Le sélectionneur de la Tunisie Sabri Lamouchi a brisé le silence sur le feuilleton Ali Abdi, ce latéral de l’OGC Nice parti rejoindre sa sélection avant le barrage décisif. Et il assume tout.
À deux semaines de la Coupe du monde 2026, voilà une affaire qui agite la Côte d’Azur. Nice joue son maintien en Ligue 1, un barrage retour face à Saint-Étienne, et se retrouve soudain privé d’un cadre. Ali Abdi, son latéral gauche tunisien, a filé rejoindre les siens … sans l’aval du club. Coup de théâtre ? Pas vraiment, à en croire l’intéressé.
Car le sélectionneur des Aigles de Carthage a fini par s’expliquer. « Le directeur sportif de Nice m’a appelé et, en effet, je ne lui ai pas donné mon accord pour qu’Ali Abdi reste, puisque le règlement de la FIFA est du côté des sélections nationales », a lâché Lamouchi. Le message est clair : la loi prime, et le Mondial aussi. Difficile de lui donner tort sur le plan réglementaire (même si, à Nice, la pilule est forcément dure à avaler).
Reste un club lésé, un entraîneur, Claude Puel, visiblement agacé, et un dossier qui en dit long sur l’éternel bras de fer entre clubs et sélections.
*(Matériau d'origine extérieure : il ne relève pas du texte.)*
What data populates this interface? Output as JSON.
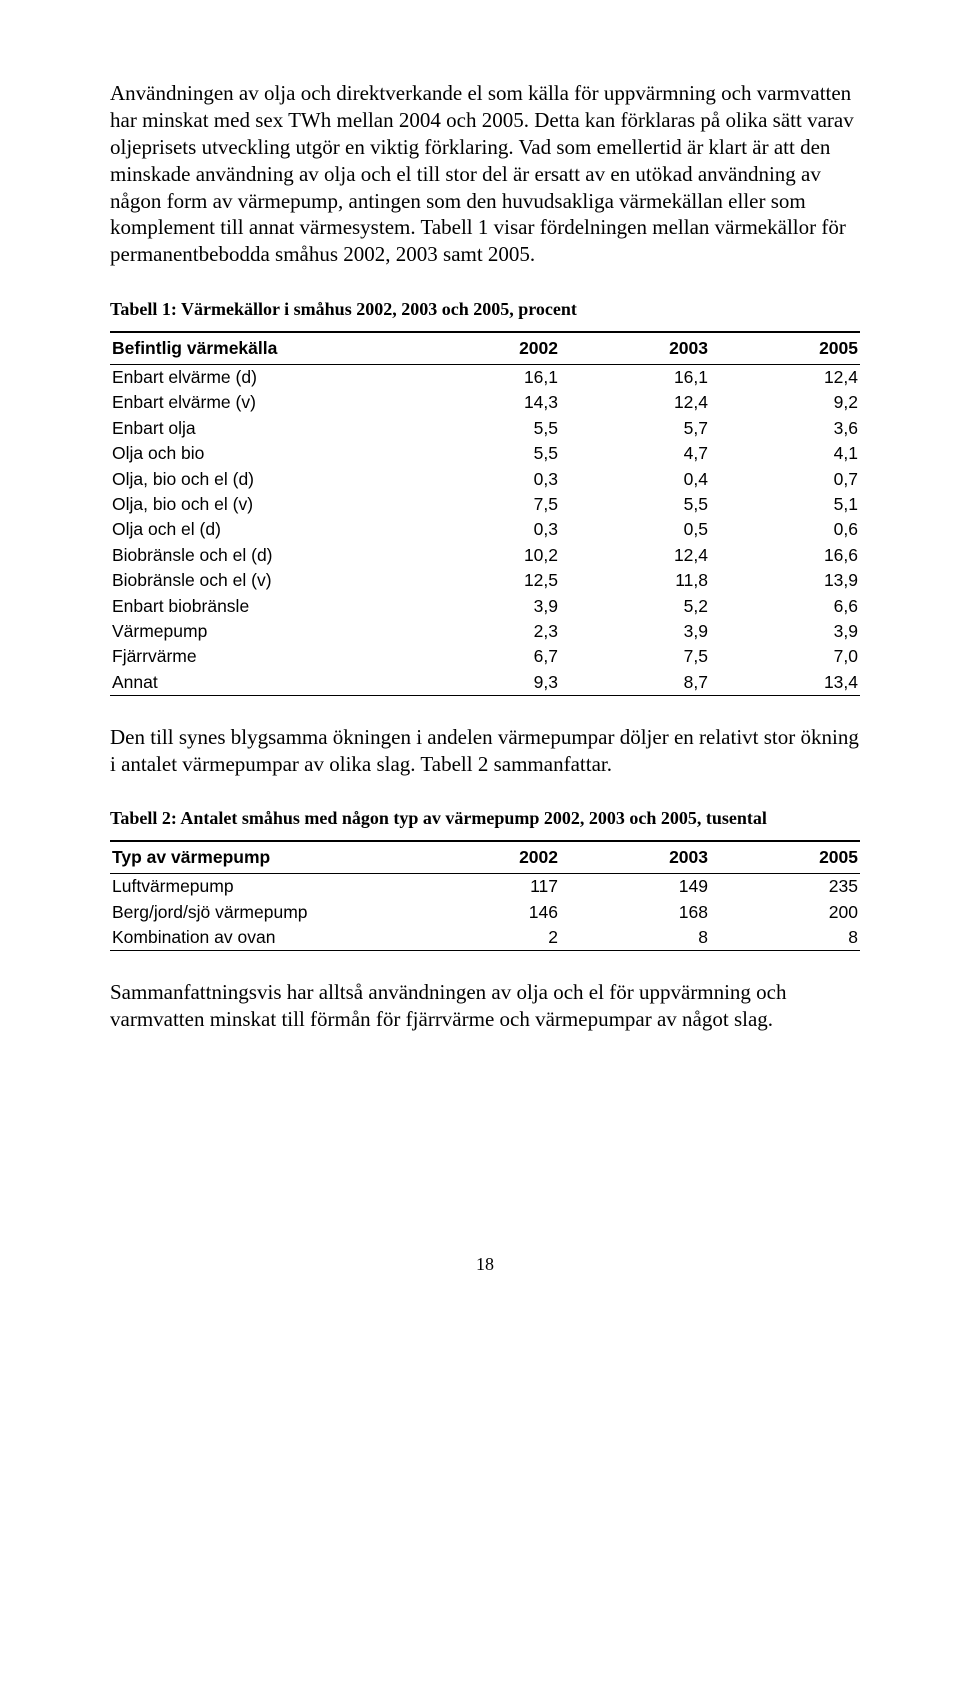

Chacun défend ses intérêts, résume en substance le technicien franco-tunisien. Pour Abdi, 32 ans, l’enjeu dépasse largement le maintien : disputer une première Coupe du monde, du côté des États-Unis, du Mexique et du Canada. Le vestiaire niçois, lui, devra digérer. Le feuilleton, en coulisses, n’est sans doute pas tout à fait clos.